Agency staff from the State Air Resources Board (ARB) has now proposed final targets for Senate Bill 375, which quantify each region’s target for reducing greenhouse gas emissions by the years 2020 and 2035. The targets are the product of the “bottom-up” approach that ARB has adopted — the direct outgrowth of a collaborative process between ARB and California’s eighteen metropolitan planning organizations (MPOs). The MPOs modeled different scenarios to estimate how much greenhouse gas reduction their regions could achieve, and then discussed and refined these results while consulting ARB. At the end of June, ARB released draft target ranges, and the MPOs have since provided ARB with their potential target recommendations.
Following up on that process, ARB has now proposed more precise final targets for each region in California. The Board will review the staff proposal and adopt final targets next month, as required by the legislation. Having monitored the MPO analysis along the way, ARB’s proposals unsurprisingly track very closely the targets recommended by the MPOs. These are the 2020 and 2035 targets that agency staff have proposed for the Board’s consideration:
|Los Angeles/Southern California (SCAG)||-8%||-13%|
|San Francisco Bay Area (MTC/ABAG)||-7%||-15%|
|San Diego (SANDAG)||-7%||-13%|
|San Joaquin Valley (eight MPOs)||-5%||-10%|
|Monterey Bay (AMBAG)||+13%||+14%|
|Butte County (BCAG)||+1%||+1%|
|San Luis Obispo County (SLOCOG)
|Santa Barbara County (SBCAG)||+6%||+4%|
|Shasta County (SCRTPA)||0%||0%|
|Tahoe Basin (TMPO/TRPA)||-7%||+6%|
All targets are expressed in terms of percent change in per capita emissions, as compared to a year 2005 baseline.
Because the six small MPOs at the bottom of the above chart only account for five percent of California’s population and emissions — with no expectation of significant or disproportionately rapid growth — the proposed targets for these regions reflect expected emissions based on business-as-usual planning efforts. These regions do not have the in-house technical expertise that other MPOs possess. Rather than exert a large upfront effort to get these less populated, largely rural regions up to speed, ARB made a reasonable decision to concentrate on the Big Four MPOs and the San Joaquin Valley for now — that is, those regions that contribute the vast majority of the state’s transportation emissions and are expected to experience the most growth. New targets for the six small MPOs will then be established in 2014.
San Joaquin Valley MPOs
The San Joaquin Valley continues to be particularly challenging. Unlike the six small regions, the Valley is expected to grow significantly in the next quarter century — at over double the pace of the rest of California. But the eight Valley MPOs do not yet possess the level of technical expertise needed to carry out necessary modeling. SB 375 also contains a special provision for the Valley, which allows for a collaborative Sustainable Communities Strategy (SCS) prepared jointly by at least two Valley MPOs. But it is not yet clear which, if any, of the MPOs will elect to do that, because the Valley regional transportation plans will not be updated again until 2014.
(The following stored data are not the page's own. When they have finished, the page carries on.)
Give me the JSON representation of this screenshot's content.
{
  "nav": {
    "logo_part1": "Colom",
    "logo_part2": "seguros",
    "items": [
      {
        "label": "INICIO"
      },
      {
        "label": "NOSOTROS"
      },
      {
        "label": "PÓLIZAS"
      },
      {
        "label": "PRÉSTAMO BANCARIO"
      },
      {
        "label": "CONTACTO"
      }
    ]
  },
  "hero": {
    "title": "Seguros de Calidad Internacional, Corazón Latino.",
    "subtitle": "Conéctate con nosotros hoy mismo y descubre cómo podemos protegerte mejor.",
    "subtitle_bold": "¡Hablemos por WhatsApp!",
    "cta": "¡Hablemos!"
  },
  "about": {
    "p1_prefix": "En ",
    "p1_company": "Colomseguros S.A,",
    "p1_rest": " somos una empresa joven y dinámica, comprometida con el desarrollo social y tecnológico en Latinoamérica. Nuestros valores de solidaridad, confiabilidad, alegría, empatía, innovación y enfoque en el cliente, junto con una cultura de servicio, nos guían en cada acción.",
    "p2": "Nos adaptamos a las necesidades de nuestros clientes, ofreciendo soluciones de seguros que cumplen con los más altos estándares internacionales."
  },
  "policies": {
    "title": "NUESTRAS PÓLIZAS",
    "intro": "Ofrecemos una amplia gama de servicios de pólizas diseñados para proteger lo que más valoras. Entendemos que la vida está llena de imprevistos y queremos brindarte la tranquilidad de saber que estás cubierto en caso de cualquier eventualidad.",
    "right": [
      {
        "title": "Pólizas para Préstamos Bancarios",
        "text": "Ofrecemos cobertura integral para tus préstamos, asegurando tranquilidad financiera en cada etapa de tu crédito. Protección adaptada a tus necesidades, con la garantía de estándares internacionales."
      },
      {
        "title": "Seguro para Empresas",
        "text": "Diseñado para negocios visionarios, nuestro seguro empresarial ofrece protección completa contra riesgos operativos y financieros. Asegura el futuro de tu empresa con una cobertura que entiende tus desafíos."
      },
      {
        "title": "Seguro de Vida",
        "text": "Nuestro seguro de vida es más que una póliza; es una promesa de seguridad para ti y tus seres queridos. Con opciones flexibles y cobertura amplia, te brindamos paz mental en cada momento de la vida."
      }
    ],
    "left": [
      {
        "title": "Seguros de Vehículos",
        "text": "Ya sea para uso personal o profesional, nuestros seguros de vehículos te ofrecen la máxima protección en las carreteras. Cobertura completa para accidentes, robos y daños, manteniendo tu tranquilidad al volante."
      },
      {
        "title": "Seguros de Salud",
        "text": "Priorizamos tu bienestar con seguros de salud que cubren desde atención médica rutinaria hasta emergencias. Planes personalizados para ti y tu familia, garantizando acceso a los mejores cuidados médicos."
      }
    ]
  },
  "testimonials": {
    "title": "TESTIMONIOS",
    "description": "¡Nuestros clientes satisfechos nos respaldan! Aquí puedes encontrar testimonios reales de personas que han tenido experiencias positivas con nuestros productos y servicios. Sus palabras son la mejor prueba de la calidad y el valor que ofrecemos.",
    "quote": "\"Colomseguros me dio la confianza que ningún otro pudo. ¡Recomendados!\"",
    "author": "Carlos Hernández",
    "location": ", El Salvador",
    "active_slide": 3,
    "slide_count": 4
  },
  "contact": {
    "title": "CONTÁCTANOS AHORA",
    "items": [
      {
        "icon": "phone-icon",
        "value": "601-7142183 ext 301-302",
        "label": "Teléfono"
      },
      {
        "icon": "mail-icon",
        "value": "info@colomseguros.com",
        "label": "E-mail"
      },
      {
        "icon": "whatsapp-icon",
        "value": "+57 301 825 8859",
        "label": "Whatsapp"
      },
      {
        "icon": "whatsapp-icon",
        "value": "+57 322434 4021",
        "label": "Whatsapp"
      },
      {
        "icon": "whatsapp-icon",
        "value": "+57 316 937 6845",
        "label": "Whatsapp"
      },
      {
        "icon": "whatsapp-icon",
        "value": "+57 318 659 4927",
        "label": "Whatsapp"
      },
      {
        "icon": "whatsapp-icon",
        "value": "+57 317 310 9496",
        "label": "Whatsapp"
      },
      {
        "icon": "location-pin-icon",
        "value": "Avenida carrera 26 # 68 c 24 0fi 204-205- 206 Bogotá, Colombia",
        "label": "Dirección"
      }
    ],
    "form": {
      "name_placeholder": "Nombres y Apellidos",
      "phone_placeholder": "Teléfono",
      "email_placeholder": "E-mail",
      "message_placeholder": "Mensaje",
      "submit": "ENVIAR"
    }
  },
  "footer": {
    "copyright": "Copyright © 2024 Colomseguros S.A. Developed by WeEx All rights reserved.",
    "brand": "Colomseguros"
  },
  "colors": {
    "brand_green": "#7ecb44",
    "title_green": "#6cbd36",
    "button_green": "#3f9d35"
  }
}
Given this extra time and the need to improve the models, ARB currently proposes placeholder targets of -5% in 2020 and -10% in 2035 for the San Joaquin Valley, with the understanding that these targets would be revisited and potentially replaced in 2012 by “provisional” targets for use in the RTPs. By 2012, modeling capability will be improved, and the Valley MPOs should have decided amongst themselves whether any joint SCS will be prepared.
Big Four MPOs
The proposed targets for SCAG, MTC, SANDAG, and SACOG are generally in the ballpark of the draft targets. The final targets proposed for 2020 are all within the -5 to -10% range identified in the draft targets. Although the 2035 draft target ranges were not that well-defined in June, ARB’s proposed targets for 2035 have been narrowed to the -13 to -16% range.
In arriving at the 2035 targets, ARB matched the MPO recommendations for all regions except the SCAG region, which only recommended a meager -5 to -6%. ARB ignored that suggestion and instead proposed -13% for SCAG, so that Southern California would be in the same ballpark as the other three major metropolitan regions. Three months ago, in May, MTC had maintained that a -12% target for 2035 was the most ambitious possible Bay Area target. But MTC ultimately recommended a -15% target by 2035, and ARB has included that more ambitious recommendation in its proposal.